Choose LM Studio if
- · You need Windows or Linux (we're Mac-only)
- · Free is non-negotiable
- · You're researching GGUF quants in particular
- · You don't need agents — single-turn chat is enough
Honest comparison
LM Studio is the reason a lot of devs (us included) realised local AI could feel friendly. It's a great product. We built AiLocally because we wanted to push the UX one step further on Apple Silicon — native Swift instead of Electron, agents and pipelines instead of just a chat window, and memory that survives sessions. Here's the apples-to-apples.
Both teams ship fast. If you spot something out of date, tell us.

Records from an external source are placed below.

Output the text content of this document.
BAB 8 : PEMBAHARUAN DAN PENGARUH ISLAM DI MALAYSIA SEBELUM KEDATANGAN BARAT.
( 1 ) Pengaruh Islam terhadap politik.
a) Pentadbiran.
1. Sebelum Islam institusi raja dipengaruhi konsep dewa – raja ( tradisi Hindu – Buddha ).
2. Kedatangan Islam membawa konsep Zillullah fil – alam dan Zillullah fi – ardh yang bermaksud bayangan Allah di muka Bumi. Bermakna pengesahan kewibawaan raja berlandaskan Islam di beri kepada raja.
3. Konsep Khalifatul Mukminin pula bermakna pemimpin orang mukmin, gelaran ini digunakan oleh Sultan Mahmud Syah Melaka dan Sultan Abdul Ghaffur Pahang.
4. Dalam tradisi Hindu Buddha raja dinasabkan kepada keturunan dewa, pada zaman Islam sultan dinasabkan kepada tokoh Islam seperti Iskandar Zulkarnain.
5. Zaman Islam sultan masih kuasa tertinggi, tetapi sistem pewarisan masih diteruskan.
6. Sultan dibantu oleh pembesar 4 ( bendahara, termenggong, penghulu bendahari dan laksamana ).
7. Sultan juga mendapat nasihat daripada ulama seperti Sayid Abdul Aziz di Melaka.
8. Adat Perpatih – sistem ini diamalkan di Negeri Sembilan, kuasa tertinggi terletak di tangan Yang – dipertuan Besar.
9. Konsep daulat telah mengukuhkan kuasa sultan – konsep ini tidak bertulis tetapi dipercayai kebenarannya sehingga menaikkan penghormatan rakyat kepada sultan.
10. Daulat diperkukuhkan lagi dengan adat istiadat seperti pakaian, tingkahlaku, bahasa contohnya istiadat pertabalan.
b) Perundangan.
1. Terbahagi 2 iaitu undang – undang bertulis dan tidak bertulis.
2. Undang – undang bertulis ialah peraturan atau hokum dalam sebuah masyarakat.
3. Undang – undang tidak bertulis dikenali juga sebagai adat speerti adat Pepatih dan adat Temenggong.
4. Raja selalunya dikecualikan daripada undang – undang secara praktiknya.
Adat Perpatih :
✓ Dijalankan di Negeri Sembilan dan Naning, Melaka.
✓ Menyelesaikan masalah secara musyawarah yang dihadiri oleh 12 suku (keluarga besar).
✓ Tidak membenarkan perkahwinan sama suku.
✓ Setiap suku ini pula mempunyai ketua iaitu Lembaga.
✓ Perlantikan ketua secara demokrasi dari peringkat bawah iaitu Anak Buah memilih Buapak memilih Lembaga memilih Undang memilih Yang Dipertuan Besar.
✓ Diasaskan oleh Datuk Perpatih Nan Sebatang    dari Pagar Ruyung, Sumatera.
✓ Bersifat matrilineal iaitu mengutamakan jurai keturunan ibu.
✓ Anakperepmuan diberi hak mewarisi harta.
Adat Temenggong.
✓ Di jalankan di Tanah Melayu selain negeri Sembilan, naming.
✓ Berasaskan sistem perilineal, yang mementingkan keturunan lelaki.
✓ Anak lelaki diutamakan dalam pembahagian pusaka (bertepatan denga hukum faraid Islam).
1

| Feature | AiLocally | LM Studio |
|---|---|---|
| Price | $29–129 lifetime | Free for personal; paid for commercial |
| Platforms | macOS 26.1+ Apple Silicon only | macOS, Windows, Linux |
| Runtime | Apple MLX (native) | llama.cpp (Metal-accelerated) |
| App technology | Native Swift + SwiftUI | Electron |
| Memory footprint idle | ~80 MB | ~400–600 MB |
| Built-in agents | 22 agents + custom builder | System prompt presets only |
| Visual pipelines | Yes (multi-agent flow editor) | No |
| Persistent memory | Yes, Markdown-backed, cross-conv | No (per-chat history only) |
| OpenAI-compatible server | Yes | Yes |
| Hugging Face integration | Native browser, filters, MLX-first | Native browser, GGUF-first |
| Tool execution | Yes, per-call approval | Limited (function calling spec) |
| Auto-updates | Sparkle (planned) | In-app updater |
| Open source | No | No (proprietary, free tier) |
| Support | Email + Discord | Community Discord + GitHub |
Why "native" matters
LM Studio is built on Electron. That's how it ships the same UI to Mac, Windows, and Linux from one codebase — a real engineering win for a small team. The trade-off is that every menu, every chat bubble, every scrollbar is rendered by Chromium. On a 16 GB Mac with a 30 B model loaded, those ~500 MB matter.
AiLocally is native SwiftUI. Same UX you'd expect from a first-party Apple app: real menus, real shortcuts, real drag-and-drop, native quick look. Idle memory ~80 MB. We trade portability for fidelity — that's the bet.
MLX over ggml
llama.cpp + Metal does a great job. LM Studio uses it well. But MLX was written by Apple for Apple Silicon, with awareness of unified memory and the Neural Engine. On bigger models (30 B+) we see 20–35% throughput improvement vs comparable GGUF quants in our internal benchmarks.
On 7 B–13 B models, the gap is small and either is fine. If your usual driver is a 70 B model on a maxed-out MacBook Pro, MLX changes what's practical.
Beyond the chat box
LM Studio's "presets" let you save a system prompt + parameters per session. That's useful. It's also where it stops.
AiLocally ships 22 first-party agents specialised for different jobs (coding, writing, research, ops, …) and a visual flow editor where you compose them. Run "Researcher → Outliner → Doc Writer" as one pipeline, with shared memory between steps. Tool execution is gated by your approval, not a YAML file. If your workflow has more than one prompt in it, this is the difference between assembling agents in code and getting back to the actual work.
Long-term memory
In LM Studio, conversation history is per-chat. Close the window, start a new one — the model is amnesic. That's the right default for a runtime.
AiLocally writes structured memory entries to disk as plain Markdown. The agent decides what's worth remembering (with your approval) and recalls it on demand via a tool. You can open the folder in Finder, edit entries, delete them. Memory is yours, on disk, debuggable — not a black-box vector store.
LM Studio is a great way to get started with local AI. If you grow into needing native performance, agents, and memory, we're here.